Эсбэушник не обиделся, он вообще был человеком необидчивым.
– Чудак ты, дядя. Бери бабки и отваливай, пока я добрый. Как перейдешь, фейсам привет передавай. Скажи – люди добро помнят.
Русский с трудом нагнулся. Подобрал деньги.
– Ты че? – хрипло спросил он. – Тоже в плену побывал?
– Нет. Бог миловал.
– А чего тогда?
– Чего? А ты не думал, дядя, о такой простой вещи: если не будет таких террористов, как ты, кого же мы тогда будем ловить. А?
Русский смотрел в глаза украинского эсбэушника – и не видел в них ни гнева, ни раскаяния, ни ненависти. Просто – скуку.
И еще – какое‑то всезнание… злую мудрость… какая бывает у человека, испробовавшего все грехи до единого.
– С этой войны не только мы – с этой войны дети наши будут кормиться, если не внуки. И на фига нам, скажи, портить отношения с вашими эфэсбэшниками, если мы и сами такие же. А? Мы им понемногу помогаем. Они – нам. И все с одного корыта кормимся. Мы тебя отпустили, кто‑то из наших влетит – они его отпустят.
Эсбэушник нетерпеливо махнул рукой:
– Давай‑давай, дядя. Не задерживай. Нам еще тут картину маслом рисовать.
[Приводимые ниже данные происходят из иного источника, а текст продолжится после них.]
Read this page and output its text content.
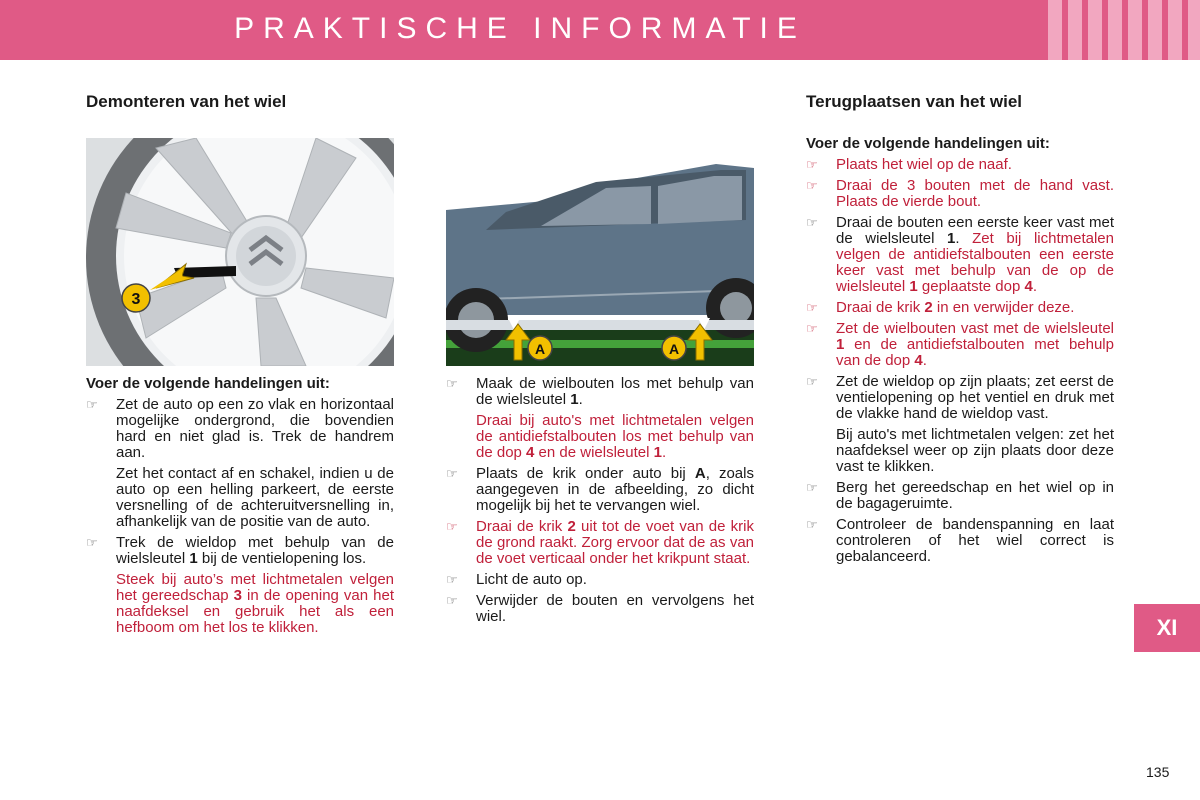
PRAKTISCHE INFORMATIE
Demonteren van het wiel	Terugplaatsen van het wiel
3
A	A

Voer de volgende handelingen uit:

☞ Zet de auto op een zo vlak en horizontaal mogelijke ondergrond, die bovendien hard en niet glad is. Trek de handrem aan.
Zet het contact af en schakel, indien u de auto op een helling parkeert, de eerste versnelling of de achteruitversnelling in, afhankelijk van de positie van de auto.
☞ Trek de wieldop met behulp van de wielsleutel 1 bij de ventielopening los.
Steek bij auto’s met lichtmetalen velgen het gereedschap 3 in de opening van het naafdeksel en gebruik het als een hefboom om het los te klikken.
☞ Maak de wielbouten los met behulp van de wielsleutel 1.
Draai bij auto's met lichtmetalen velgen de antidiefstalbouten los met behulp van de dop 4 en de wielsleutel 1.
☞ Plaats de krik onder auto bij A, zoals aangegeven in de afbeelding, zo dicht mogelijk bij het te vervangen wiel.
☞ Draai de krik 2 uit tot de voet van de krik de grond raakt. Zorg ervoor dat de as van de voet verticaal onder het krikpunt staat.
☞ Licht de auto op.
☞ Verwijder de bouten en vervolgens het wiel.

Voer de volgende handelingen uit:

☞ Plaats het wiel op de naaf.
☞ Draai de 3 bouten met de hand vast. Plaats de vierde bout.
☞ Draai de bouten een eerste keer vast met de wielsleutel 1. Zet bij lichtmetalen velgen de antidiefstalbouten een eerste keer vast met behulp van de op de wielsleutel 1 geplaatste dop 4.
☞ Draai de krik 2 in en verwijder deze.
☞ Zet de wielbouten vast met de wielsleutel 1 en de antidiefstalbouten met behulp van de dop 4.
☞ Zet de wieldop op zijn plaats; zet eerst de ventielopening op het ventiel en druk met de vlakke hand de wieldop vast.
Bij auto's met lichtmetalen velgen: zet het naafdeksel weer op zijn plaats door deze vast te klikken.
☞ Berg het gereedschap en het wiel op in de bagageruimte.
☞ Controleer de bandenspanning en laat controleren of het wiel correct is gebalanceerd.
XI
135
Давай…
Русский поднял деньги. Не спеша пошел в степь. Трое сотрудников СБУ проводили его взглядами, потом один вынес «ППШ».
– Ну, чего?
– Давай. Только не по кузову, по стеклам. Кузовщина дорого стоит.
– Без сопливых…
Над степью раздался треск автоматной очереди.
Агрыз, Россия24 сентября 2017 года
– Вот такой вот у меня… второй день рождения был, Саня… – подвел итог Горин.
Я молчал, сидя в машине перед небольшим агрызским вокзалом. А что тут сказать?
– Повезло…
– Мне‑то да, – невесело сказал Горин, – а вот остальным… Беженцам. Тем, кто погиб. Старухам, которые с голоду подохли. Знаешь… у меня как пелена с глаз упала. Блин, они ведь везде. Везде одни и те же. Ворон ворону глаз не выклюет.
– А что вы хотите? Все – из одной альма‑матер. Из КГБ.
– Да этот молодой был. Какое КГБ? А договорился, получается, влет. Ему пофиг на свою страну, Сань, понимаешь? Он дал присягу – и тут же спустил ее в помойку. И остальные – тоже. Понимаешь… они даже не задумываются перед тем, как украсть или предать. Для них понятия «свои» не существует в природе. Есть я сам, и есть мои бабки. Ну, может быть, начальник. И все! Остальное – пофиг!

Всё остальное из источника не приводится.